Yenidüzen Gazetesi yazarlarından Cenk Mutluyakalı bir köşe yazısı yazmış kendisine ‘GÖÇ YASASI’ndaki ‘GÖÇ’ sözcüğünün anlamını dert edinerek. Neymiş yasaya ‘GÖÇ YASASI’ demiyelim ‘ADALETSİZLİK’ yasası diyelimmiş diye. Ve ‘GÖÇ YASASI’ deyip eylemler yapan bizlerin ise bu yasanın verdiği hakların altında çalışan özel sektör emekçileri karşısında empati yapmadığımızı iddia ediyor. Bakalım durum gerçekten Cenk Mutluyakalı ‘nın dediği gibi mi?
Bu yasa geçtikten sonra asgari ücret artışları komik rakamlar olmaya başladı, hayat pahalılığı donduruldu. Kamu emekçilerinin hakları bu yasayla geriletilince, özel sektör emekçilerinin zaten kamu emekçisinin gerisinde olan hakları patronlar tarafından daha da geriletildi. Bu yasanın en çok desteği patronlardan alması, yasanın kimin aleyhine olduğunu göstermiyor mu? Peki bu durumdaki bir özel sektör emekçisi, ülkesini terk edip göç etmeyi hiç mi aklından geçirmez?
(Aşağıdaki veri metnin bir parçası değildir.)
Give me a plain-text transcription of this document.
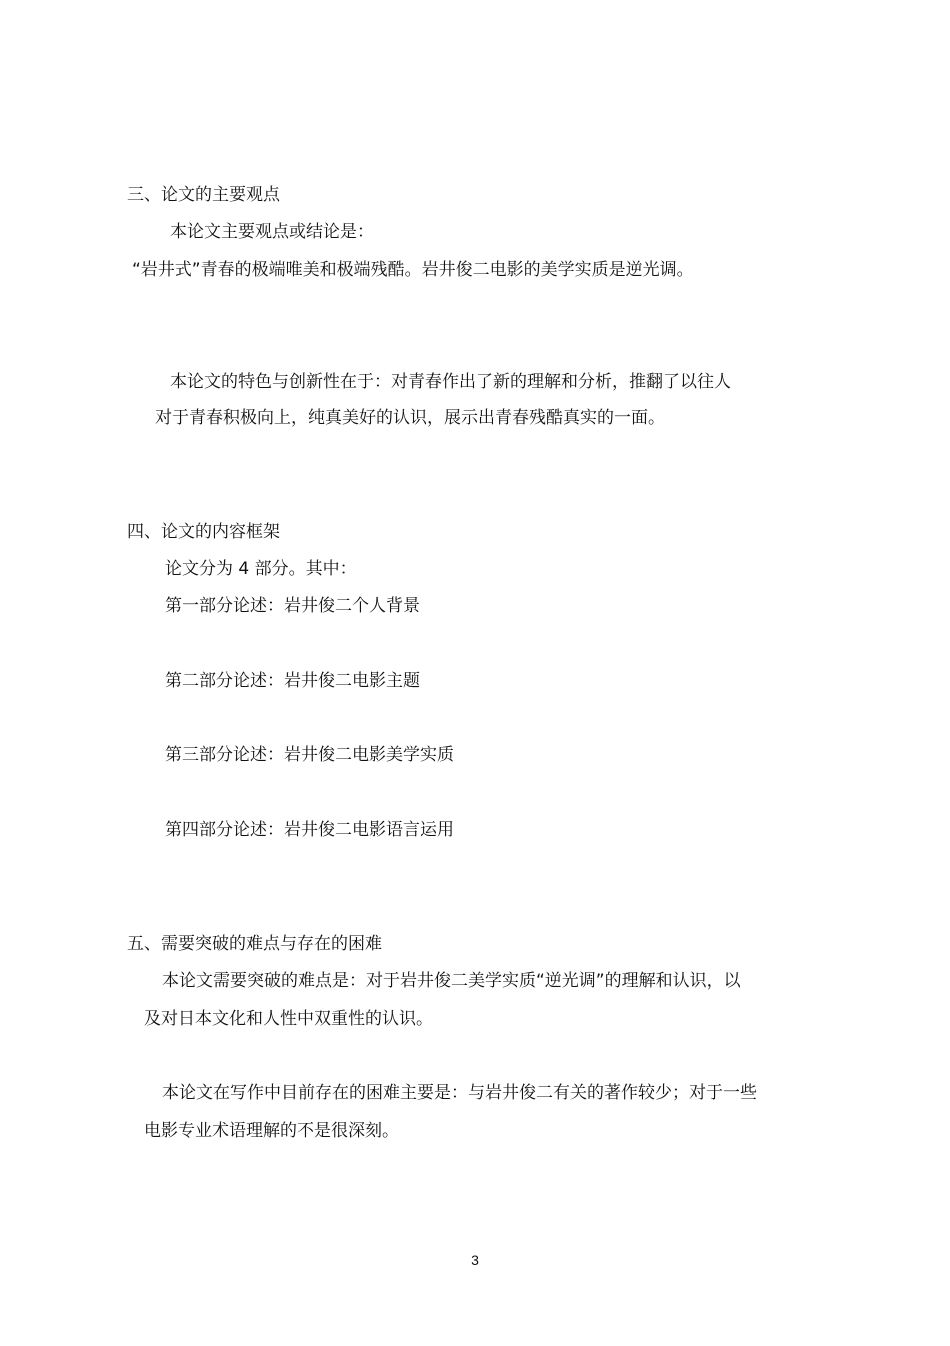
三、论文的主要观点
本论文主要观点或结论是：
“岩井式”青春的极端唯美和极端残酷。岩井俊二电影的美学实质是逆光调。
本论文的特色与创新性在于：对青春作出了新的理解和分析，推翻了以往人
对于青春积极向上，纯真美好的认识，展示出青春残酷真实的一面。
四、论文的内容框架
论文分为 4 部分。其中：
第一部分论述：岩井俊二个人背景
第二部分论述：岩井俊二电影主题
第三部分论述：岩井俊二电影美学实质
第四部分论述：岩井俊二电影语言运用
五、需要突破的难点与存在的困难
本论文需要突破的难点是：对于岩井俊二美学实质“逆光调”的理解和认识，以
及对日本文化和人性中双重性的认识。
本论文在写作中目前存在的困难主要是：与岩井俊二有关的著作较少；对于一些
电影专业术语理解的不是很深刻。
3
Bizim empati yapmamızı öğütleyen Cenk Mutluyakalı, ayni işi yapan iki kişiden birinin, neredeyse yarısı kadar maaş ve daha az haklara sahip olduğunda nasıl motive olup çalışacağı konusunda niye empati yapmıyor? Özel sektörde emekçilerin hastalık, hamilelik vb. haklarının olmadığı bir ortamdan kaçıp devlete sığınma istemelerine niye empati yapmıyor? Şu anda hükümette bulunan CTP-BG ‘nin yasa ile oluşan olumsuzlukları kaldırma için yaptığı girişimin sadece kamu emekçisinin haklarının geriletilerek sağlanmaya çalışıldığı, özel sektör emekçilerine ise hiçbir hak verilmediği herkes tarafından biliniyor.
Sınıf mücadelesi en fazla ezilenden başlamalı evet ama sayın Mutluyakalı bu ülkede özel sektörde sendikalaşmanın bu koşullarda imkansız olduğunu, sendikanın çalışanın emniyet kemeri olduğunu, sendikasız çalışanın güvencesi olamayacağından dolayı, eylem yapamadığını dolayısıyla hakkını arayamadığını bilmiyor mu? Bu yasanın ‘GÖÇ YASASI’ olduğunu öngören sendikaların yapacağı eylemlere sadece kamuda çalışan magdurların katilabilecegini, örgütsüz olan özel sektör emekçilerinin yukarıda saydığımız nedenlerden dolayı katılamayacağını katılırlarsa işlerinden olacaklarını tahmin edemiyor mu?
Bütün bunlar ortada dururken Cenk Mutluyakalı’nın yazdığı bu yazı gerçekleri halkın gözünden kaçırıp emekçileri birbirine düşürerek emek düşmanı sermayenin ve sermaye yanlısı hükümetin ekmeğine bal sürüyor.
Cenk Mutluyakalı emekçileri birbirine düşürmek için uğraşa dursun bizler mücadelemizi emekçileri birleştirmek için sürdüreceğiz.
Her türlü hakkı elinden alınan ve kölelik koşullarında çalıştırılan bir emekçinin bir gün ‘GÖÇ’ etmeyi düşüneceği koşulları dayatan yasa yürürlükte kaldığı sürece bu yasaya bizler ‘GÖÇ YASASI’ diyecek ve bu yasa kaldırılana kadar da mücadelemizi yükselterek eylemlerimize devam edeceğiz.